초저전력 설계나 에너지 수확 활용은 동적 전력과 정적 전력 사이의 균형을 이루는 점에 근접하는 문턱전압이하의 매우 낮은 전압에서 작동하는 디지털 시스템을 요구한다. 이런 동작 모드에서 일반적인 논리회로의 지연 변화는 매우 크게 된다. 따라서, 본 논문에서 MOSFET 나노 공정기술에서 전력소비를 줄이면서 여러 가지 공정 변이의 영향을 받지 않는 비동기 방식의 NCL (Null conventional logic)을 사용한 저전력 논리회로 설계 방법을 제안하고자 한다. 제안된 NCL 회로는 45nm의 공정기술에서 0.4V의 공급전압을 사용하였고, 각 NCL회로는 속도와 전력에 의해서 일반적인 동기식 회로와 비교되었다.

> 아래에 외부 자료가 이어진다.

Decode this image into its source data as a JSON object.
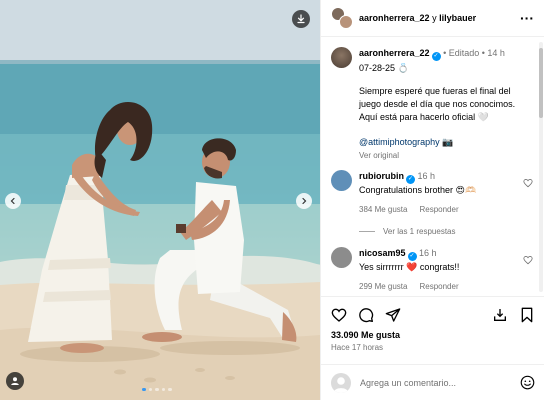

Ultra low-power design and energy harvesting applications require digital systems to operate under extremely low voltages approaching the point of balance between dynamic and static power consumption which is attained in the sub-threshold operation mode. Delay variations are extremely large in this mode. Therefore, in this paper, a new low-power logic design methodology using asynchronous NCL circuits is proposed to reduce power consumption and not to be affected by various technology variations in nanoscale MOSFET technology. The proposed NCL is evaluated using various benchmark circuits at 0.4V supply voltage, which are designed using 45nm MOSFET predictive technology model. The simulation results are compared to those of conventional synchrouns logic circuits in terms of power consumption and speed.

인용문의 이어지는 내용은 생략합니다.